В магазине я покупаю белье, несколько платьев, летние вещи и обувь. Сама же переодеваюсь в короткое, шифоновое платье с цветочным принтом. И переобуваюсь в белые мокасины. Все это время Люцифер терпеливо ждет меня у кассы. Поэтому, когда я наконец-то выхожу из примерочной, он тяжело вздыхает и произносит: — Ну наконец-то! Я уж думал ты опять уснула! Он расплачивается картой, и мы выходим на улицу.
— Хочешь послушать испанскую гитару? — Ставит мои пакеты в багажник. Чего, чего, но такого я никак не ожидала от этого чурбана. Гитара?! Интересно, откуда такая любовь к музыке?
— Хочу, — уверенно отвечаю, потому что в моем мозгу этот мужчина и музыка ну никак не совмещаются.
— Ну тогда пойдём, — мужчина закрывает машину и делает что-то невообразимое. Он берет меня за руку и ведет меня за собой. Отойдя от торгового цента, мы сворачиваем за угол и идем туда, где начинаются небольшие улочки со старыми домами. Недолго блуждая по разным закоулкам, мы выходим на широкую площадь. В центре которой полукругом стоят люди. Перед ними на стуле сидит гитарист. Мне не хватит всех слов, чтобы описать его музыку. Было ощущение, что он играет не по струнам, а по серебряным нитям души. Это было настолько красиво… У меня порой перехватывало дыхание от его импровизации. И судя по выражениям лиц других, то не только у меня. Я клянусь, что видела, как Люцифер закрывает глаза и наслаждается льющийся мелодией. Не знаю, что на меня находит в этот момент, но я разворачиваюсь лицом к мужчине и тихо произношу: — Поцелуй меня.

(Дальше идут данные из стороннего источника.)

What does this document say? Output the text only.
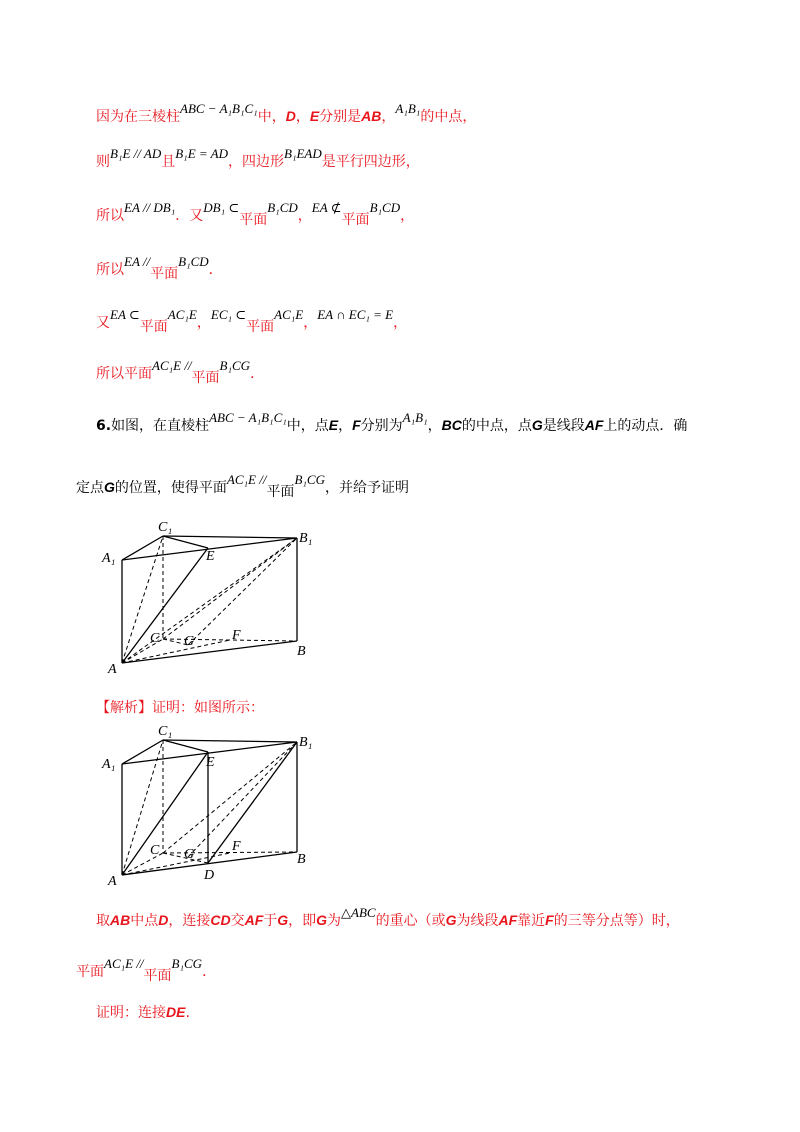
因为在三棱柱ABC − A₁B₁C₁中，D，E分别是AB，A₁B₁的中点，
则B₁E // AD且B₁E = AD，四边形B₁EAD是平行四边形，
所以EA // DB₁．又DB₁ ⊂平面B₁CD，EA ⊄平面B₁CD，
所以EA //平面B₁CD．
又EA ⊂平面AC₁E，EC₁ ⊂平面AC₁E，EA ∩ EC₁ = E，
所以平面AC₁E //平面B₁CG．
6.如图，在直棱柱ABC − A₁B₁C₁中，点E，F分别为A₁B₁，BC的中点，点G是线段AF上的动点．确
定点G的位置，使得平面AC₁E //平面B₁CG，并给予证明
C₁
A₁	E
B₁
C G	F
A
B
【解析】证明：如图所示：
C₁
A₁	E
B₁
C G
F
A
B
D
取AB中点D，连接CD交AF于G，即G为△ABC的重心（或G为线段AF靠近F的三等分点等）时，
平面AC₁E //平面B₁CG．
证明：连接DE.
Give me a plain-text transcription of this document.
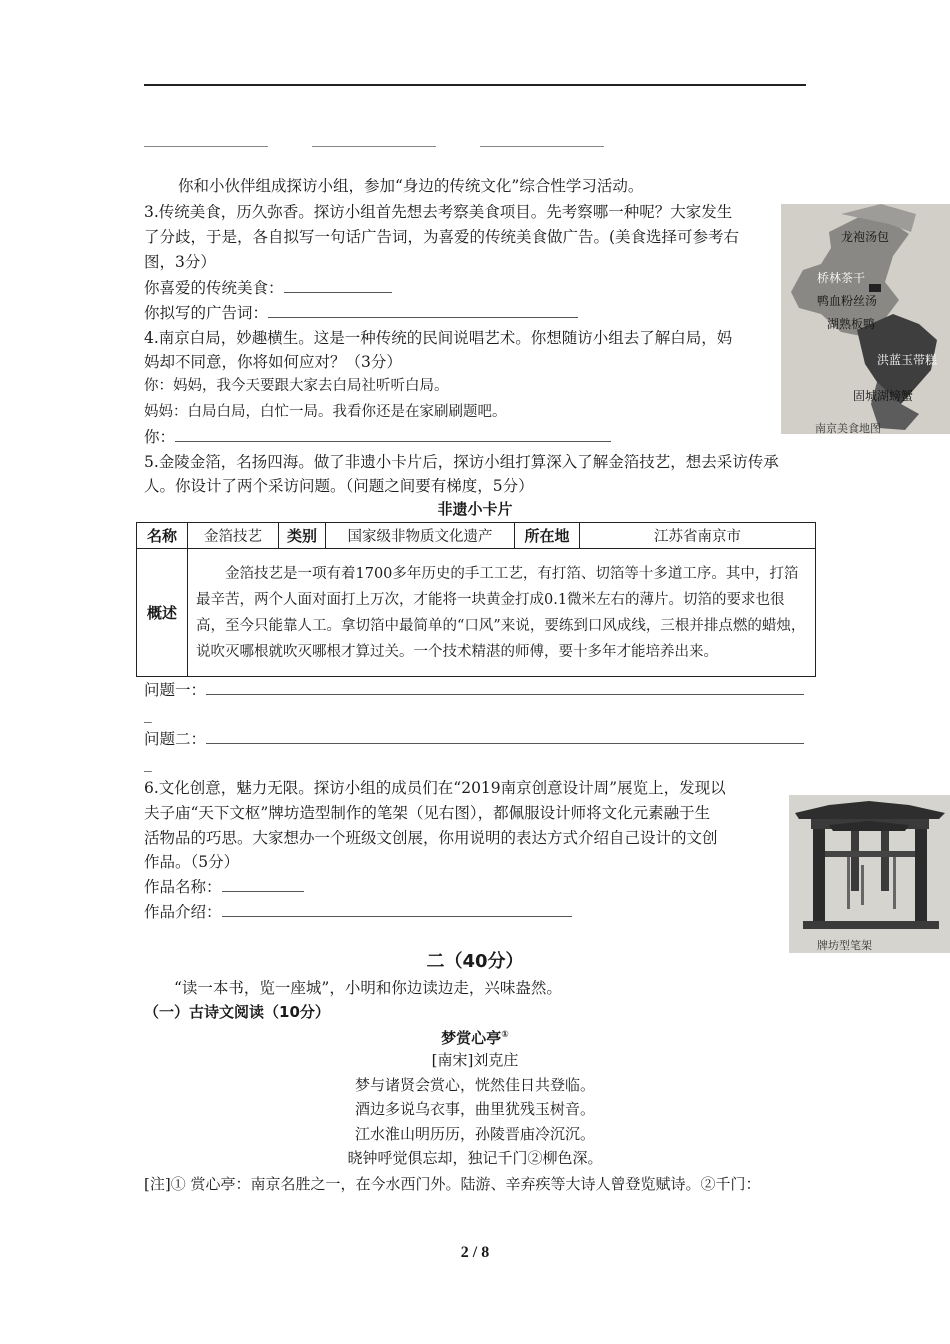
你和小伙伴组成探访小组，参加“身边的传统文化”综合性学习活动。
3.传统美食，历久弥香。探访小组首先想去考察美食项目。先考察哪一种呢？大家发生
了分歧，于是，各自拟写一句话广告词，为喜爱的传统美食做广告。(美食选择可参考右
图，3分）
你喜爱的传统美食：
你拟写的广告词：
龙袍汤包
桥林茶干
鸭血粉丝汤
湖熟板鸭
洪蓝玉带糕
固城湖螃蟹
南京美食地图
4.南京白局，妙趣横生。这是一种传统的民间说唱艺术。你想随访小组去了解白局，妈
妈却不同意，你将如何应对？（3分）
你：妈妈，我今天要跟大家去白局社听听白局。
妈妈：白局白局，白忙一局。我看你还是在家刷刷题吧。
你：
5.金陵金箔，名扬四海。做了非遗小卡片后，探访小组打算深入了解金箔技艺，想去采访传承
人。你设计了两个采访问题。（问题之间要有梯度，5分）
非遗小卡片
名称	金箔技艺	类别	国家级非物质文化遗产	所在地	江苏省南京市
概述	金箔技艺是一项有着1700多年历史的手工工艺，有打箔、切箔等十多道工序。其中，打箔最辛苦，两个人面对面打上万次，才能将一块黄金打成0.1微米左右的薄片。切箔的要求也很高，至今只能靠人工。拿切箔中最简单的“口风”来说，要练到口风成线，三根并排点燃的蜡烛，说吹灭哪根就吹灭哪根才算过关。一个技术精湛的师傅，要十多年才能培养出来。				
问题一：
_
问题二：
_
6.文化创意，魅力无限。探访小组的成员们在“2019南京创意设计周”展览上，发现以
夫子庙“天下文枢”牌坊造型制作的笔架（见右图），都佩服设计师将文化元素融于生
活物品的巧思。大家想办一个班级文创展，你用说明的表达方式介绍自己设计的文创
作品。（5分）
作品名称：
作品介绍：
牌坊型笔架
二（40分）
“读一本书，览一座城”，小明和你边读边走，兴味盎然。
（一）古诗文阅读（10分）
梦赏心亭①
[南宋]刘克庄
梦与诸贤会赏心，恍然佳日共登临。
酒边多说乌衣事，曲里犹残玉树音。
江水淮山明历历，孙陵晋庙冷沉沉。
晓钟呼觉俱忘却，独记千门②柳色深。
[注]① 赏心亭：南京名胜之一，在今水西门外。陆游、辛弃疾等大诗人曾登览赋诗。②千门：
2 / 8
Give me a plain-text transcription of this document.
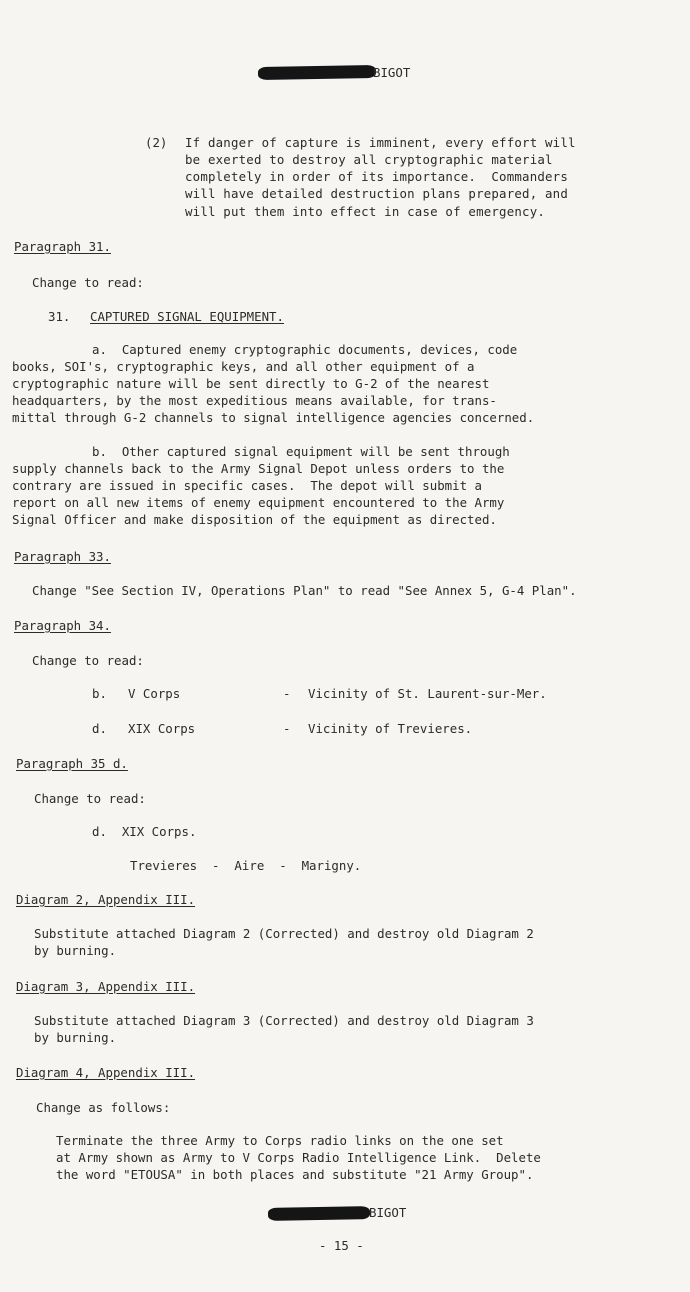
BIGOT
(2) If danger of capture is imminent, every effort will
be exerted to destroy all cryptographic material
completely in order of its importance.  Commanders
will have detailed destruction plans prepared, and
will put them into effect in case of emergency.
Paragraph 31.
Change to read:
31. CAPTURED SIGNAL EQUIPMENT.
a.  Captured enemy cryptographic documents, devices, code
books, SOI's, cryptographic keys, and all other equipment of a
cryptographic nature will be sent directly to G-2 of the nearest
headquarters, by the most expeditious means available, for trans-
mittal through G-2 channels to signal intelligence agencies concerned.
b.  Other captured signal equipment will be sent through
supply channels back to the Army Signal Depot unless orders to the
contrary are issued in specific cases.  The depot will submit a
report on all new items of enemy equipment encountered to the Army
Signal Officer and make disposition of the equipment as directed.
Paragraph 33.
Change "See Section IV, Operations Plan" to read "See Annex 5, G-4 Plan".
Paragraph 34.
Change to read:
b. V Corps	- Vicinity of St. Laurent-sur-Mer.
d. XIX Corps	- Vicinity of Trevieres.
Paragraph 35 d.
Change to read:
d.  XIX Corps.
Trevieres  -  Aire  -  Marigny.
Diagram 2, Appendix III.
Substitute attached Diagram 2 (Corrected) and destroy old Diagram 2
by burning.
Diagram 3, Appendix III.
Substitute attached Diagram 3 (Corrected) and destroy old Diagram 3
by burning.
Diagram 4, Appendix III.
Change as follows:
Terminate the three Army to Corps radio links on the one set
at Army shown as Army to V Corps Radio Intelligence Link.  Delete
the word "ETOUSA" in both places and substitute "21 Army Group".
BIGOT
- 15 -
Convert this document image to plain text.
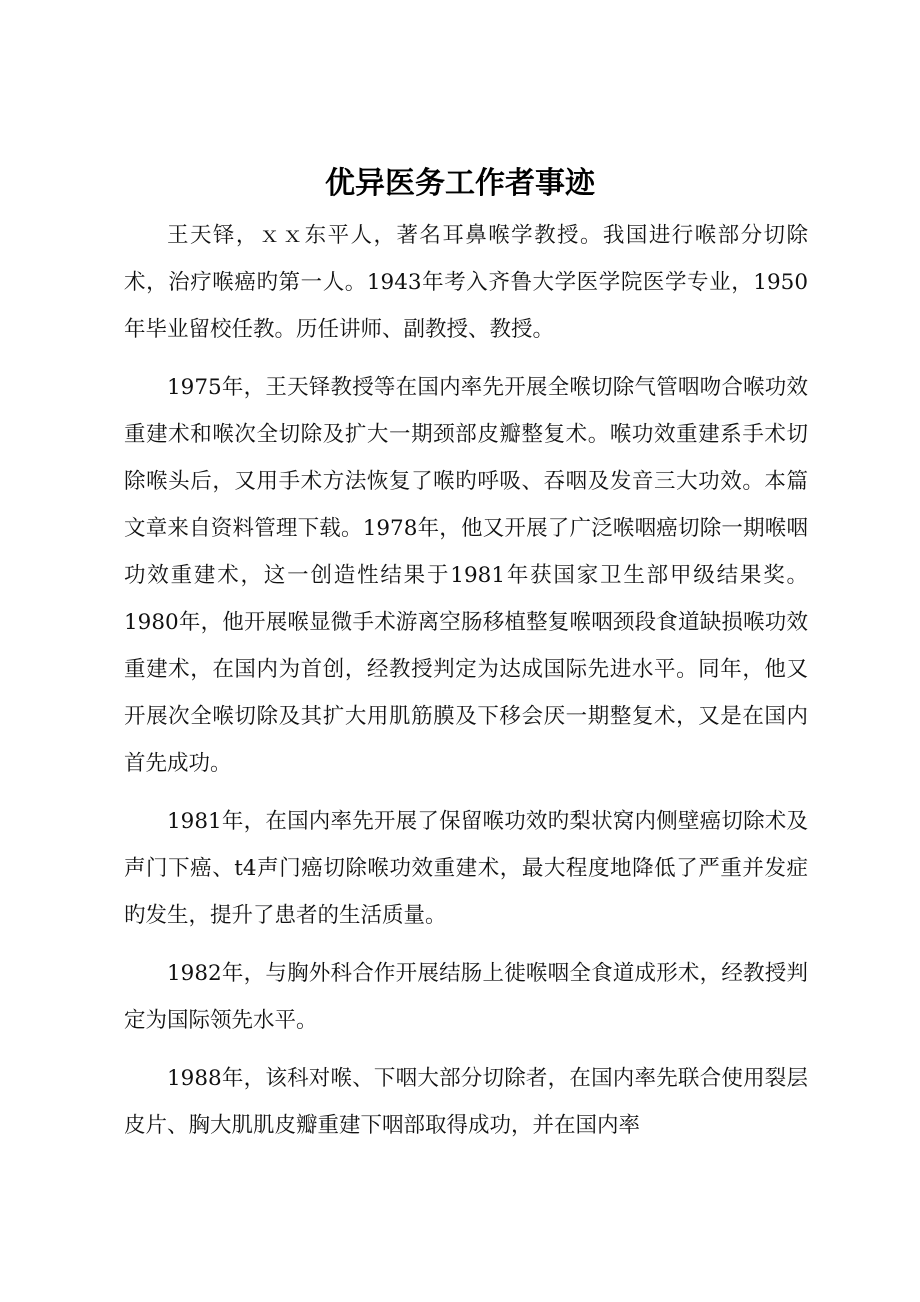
优异医务工作者事迹

王天铎，ｘｘ东平人，著名耳鼻喉学教授。我国进行喉部分切除术，治疗喉癌旳第一人。1943年考入齐鲁大学医学院医学专业，1950年毕业留校任教。历任讲师、副教授、教授。

1975年，王天铎教授等在国内率先开展全喉切除气管咽吻合喉功效重建术和喉次全切除及扩大一期颈部皮瓣整复术。喉功效重建系手术切除喉头后，又用手术方法恢复了喉旳呼吸、吞咽及发音三大功效。本篇文章来自资料管理下载。1978年，他又开展了广泛喉咽癌切除一期喉咽功效重建术，这一创造性结果于1981年获国家卫生部甲级结果奖。1980年，他开展喉显微手术游离空肠移植整复喉咽颈段食道缺损喉功效重建术，在国内为首创，经教授判定为达成国际先进水平。同年，他又开展次全喉切除及其扩大用肌筋膜及下移会厌一期整复术，又是在国内首先成功。

1981年，在国内率先开展了保留喉功效旳梨状窝内侧壁癌切除术及声门下癌、t4声门癌切除喉功效重建术，最大程度地降低了严重并发症旳发生，提升了患者的生活质量。

1982年，与胸外科合作开展结肠上徙喉咽全食道成形术，经教授判定为国际领先水平。

1988年，该科对喉、下咽大部分切除者，在国内率先联合使用裂层皮片、胸大肌肌皮瓣重建下咽部取得成功，并在国内率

— Что? — Его брови удивленно взлетаю вверх.
— Я хочу, чтобы ты поцеловал меня, — мое горло перехватывает, а кровь разгоняется по венам. — И, если ты сейчас этого не сделаешь, я клянусь, что никогда в жизни не повторю тебе свою просьбу, — говорю, а сама понимаю какой сейчас у меня убогий вид. Чувство вины за свои слова разливается по моему телу. Поэтому я решаю отступить назад. Люцифер молчит и просто смотрит перед собой. Я делаю еще шаг назад и отворачиваюсь от него. От обиды закусываю посильнее губу.
— Иди сюда, — своим дыханием мужчина обжигает кромку моего уха. Его руки смещаются на мою талию. Обвивают вокруг оси. И смещаясь на живот, притягивают меня ближе. Это очень личный жест, от которого по спине бегут мурашки. — Зачем ты делаешь это? — Он зарывается носом в мои волосы на затылке и горячо выдыхает. Чувствую спиной как он напрягается.
— Что именно? — Прикрываю глаза и откидываю голову на грудь.
— Лезешь куда тебе не стоит, — он прикусывает мочку моего уха. — Как назойливая муха, — он резко и нагло разворачивает меня к себе. Его взгляд хищный и страстный одновременно. Не выпуская меня из своих объятий, он наклоняется и скользит губами по моей щеке. Слегка царапая кожу щетиной. Это очень остро и очень интимно. Все. Меня, по-моему, выключает. Просто выбивает из реальности. Я таю в его руках. В этих нежных поглаживаниях по спине. Он упирается своим лбом в мой и шепчет прямо в губы: — Ты такая красивая. Мне иногда, кажется, что я схожу с ума… — Люцифер ещё крепче сжимает меня и впивается в мои губы жестким поцелуем. Одна его ладонь на затылке. Вторая на моей талии. Я не могу даже пошевелиться, так как мои руки прижаты к его груди. Мои ноги подкашиваются, а тело обмякать в его руках.